I’m also doing an Allergy Friendly Living series on Hodgepodge 🙂
andrea d. wiener says
Help me out here – I have MULTIPLE allergies, plus Asperger’s Syndrome (a form of autism) – where I do BETTER on a WF-GF-CF-DF diet…help me to afford all this stuff i gotta eat!!
My husband is highly allergic to peanuts and soy and our son (8 months old) is also allergic to peanuts, egg whites and yolks. Thnakfully, my son has not had any of these foods, so he won’t miss nay of them. I just need to learn what is safe to buy for our son and how to modify my current recipes. Look forward to the rest!
what is sucatan? or that 2 tsp ingredient listed in the recipe? Thanks.
Meant Sucanat? What is this?
Here’s what I found online about Sucanat…
Sucanat is non-refined cane sugar that has not had the molasses removed from it like refined white sugar. Unlike regular brown sugar, sucanat is grainy instead of crystalline. Sucanat is darker in color than other cane juice crystals and tends to have some of the bitter molasses flavor.

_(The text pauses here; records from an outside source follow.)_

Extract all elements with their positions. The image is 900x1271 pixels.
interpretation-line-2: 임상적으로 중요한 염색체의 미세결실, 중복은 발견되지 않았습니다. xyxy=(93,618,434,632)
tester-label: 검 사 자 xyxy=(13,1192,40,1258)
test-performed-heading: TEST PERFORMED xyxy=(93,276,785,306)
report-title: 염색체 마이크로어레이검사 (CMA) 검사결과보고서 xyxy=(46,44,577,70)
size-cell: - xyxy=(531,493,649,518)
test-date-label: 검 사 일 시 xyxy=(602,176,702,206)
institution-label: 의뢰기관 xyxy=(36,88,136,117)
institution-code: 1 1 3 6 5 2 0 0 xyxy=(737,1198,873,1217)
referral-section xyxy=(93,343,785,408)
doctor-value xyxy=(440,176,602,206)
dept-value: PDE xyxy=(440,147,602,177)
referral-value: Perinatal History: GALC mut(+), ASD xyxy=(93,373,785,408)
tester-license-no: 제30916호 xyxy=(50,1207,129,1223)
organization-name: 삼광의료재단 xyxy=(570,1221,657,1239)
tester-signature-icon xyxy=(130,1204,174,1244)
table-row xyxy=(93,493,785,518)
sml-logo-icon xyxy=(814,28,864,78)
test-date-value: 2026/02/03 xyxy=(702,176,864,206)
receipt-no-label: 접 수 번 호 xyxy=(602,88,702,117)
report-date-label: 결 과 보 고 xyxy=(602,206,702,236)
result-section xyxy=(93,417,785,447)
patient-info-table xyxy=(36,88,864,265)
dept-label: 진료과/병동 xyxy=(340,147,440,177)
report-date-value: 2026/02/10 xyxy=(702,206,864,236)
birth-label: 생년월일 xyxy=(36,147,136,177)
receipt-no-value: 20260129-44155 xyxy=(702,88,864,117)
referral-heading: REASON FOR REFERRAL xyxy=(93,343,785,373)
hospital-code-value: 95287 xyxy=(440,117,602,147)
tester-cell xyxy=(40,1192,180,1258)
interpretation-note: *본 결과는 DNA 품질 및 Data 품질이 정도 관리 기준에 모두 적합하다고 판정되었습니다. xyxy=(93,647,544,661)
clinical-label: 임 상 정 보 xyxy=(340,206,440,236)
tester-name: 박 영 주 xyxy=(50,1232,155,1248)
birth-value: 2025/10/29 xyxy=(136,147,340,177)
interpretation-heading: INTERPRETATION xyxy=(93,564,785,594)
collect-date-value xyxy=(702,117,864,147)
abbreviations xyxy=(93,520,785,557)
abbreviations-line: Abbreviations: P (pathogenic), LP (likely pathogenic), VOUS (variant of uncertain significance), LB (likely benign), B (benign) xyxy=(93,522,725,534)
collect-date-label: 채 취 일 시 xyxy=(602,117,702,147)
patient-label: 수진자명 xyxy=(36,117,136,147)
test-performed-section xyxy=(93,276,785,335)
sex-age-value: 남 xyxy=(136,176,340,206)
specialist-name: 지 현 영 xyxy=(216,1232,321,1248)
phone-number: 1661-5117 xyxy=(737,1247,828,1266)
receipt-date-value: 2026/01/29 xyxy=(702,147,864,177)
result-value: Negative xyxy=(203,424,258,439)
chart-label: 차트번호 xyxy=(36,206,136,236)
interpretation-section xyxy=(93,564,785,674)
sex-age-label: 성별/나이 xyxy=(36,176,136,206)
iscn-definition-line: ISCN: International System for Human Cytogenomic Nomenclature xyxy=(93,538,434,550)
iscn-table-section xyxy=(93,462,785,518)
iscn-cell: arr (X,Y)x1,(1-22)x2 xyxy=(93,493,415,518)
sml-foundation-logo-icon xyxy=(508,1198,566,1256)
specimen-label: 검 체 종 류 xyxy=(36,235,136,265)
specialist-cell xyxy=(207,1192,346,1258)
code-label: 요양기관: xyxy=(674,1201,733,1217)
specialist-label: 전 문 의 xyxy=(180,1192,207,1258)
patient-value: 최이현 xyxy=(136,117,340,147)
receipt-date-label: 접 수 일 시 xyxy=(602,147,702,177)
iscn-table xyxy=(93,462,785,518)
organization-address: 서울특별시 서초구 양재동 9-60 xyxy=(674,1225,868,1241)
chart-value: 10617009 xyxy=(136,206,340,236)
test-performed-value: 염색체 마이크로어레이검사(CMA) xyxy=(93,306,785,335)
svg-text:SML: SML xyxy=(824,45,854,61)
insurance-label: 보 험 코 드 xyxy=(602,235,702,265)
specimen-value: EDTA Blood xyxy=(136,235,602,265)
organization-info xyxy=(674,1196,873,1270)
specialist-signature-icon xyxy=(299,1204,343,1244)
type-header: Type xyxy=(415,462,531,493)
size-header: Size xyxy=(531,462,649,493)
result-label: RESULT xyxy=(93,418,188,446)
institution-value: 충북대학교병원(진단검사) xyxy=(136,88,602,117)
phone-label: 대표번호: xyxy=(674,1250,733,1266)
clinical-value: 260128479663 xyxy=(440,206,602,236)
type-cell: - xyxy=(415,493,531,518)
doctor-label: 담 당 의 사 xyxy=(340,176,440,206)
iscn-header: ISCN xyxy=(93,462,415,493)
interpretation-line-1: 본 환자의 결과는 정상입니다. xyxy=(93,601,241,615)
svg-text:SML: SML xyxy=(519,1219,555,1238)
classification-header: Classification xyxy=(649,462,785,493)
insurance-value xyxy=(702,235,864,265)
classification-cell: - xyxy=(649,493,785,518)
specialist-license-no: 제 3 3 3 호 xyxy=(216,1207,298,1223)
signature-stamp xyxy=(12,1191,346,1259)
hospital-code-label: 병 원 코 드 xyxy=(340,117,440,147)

This is so encouraging….I love it! We have a little boy who has severe allergies and we have really learned how to not only “get by” but to embrace his situation and turn it into a positive for our whole family! We now eat tons of whole foods that don’t require label reading as well as other whole foods that are healthier for all of us. He used to even have terrible intolerances that gave him awful eczema but thankfully his Belly Boost chewable probiotic has really made him so much better. He can now eat lots more foods that he once could not tolerate and his skin looks and feels great too! We do still avoid actual allergens, but we are so thankful for all that we have learned so far about how to eat!
Thanks so much for dedicating an entire part of your site for allergies and budgeting!!
I have severe allergies to seafood, shellfish, crustaceans, etc. (everything in the ocean except for salt and seaweed) and carry an epi-pen around with me. I also have severe lactose intolerance to the point that I once had to go to the hospital due to bleeding.
As a college student, it’s really really tough to eat on a budget with a lot of dietary restrictions that won’t kill me or put me in the hospital. All the ideas are very helpful and I’ve already printed out that Silk coupon to use tonight.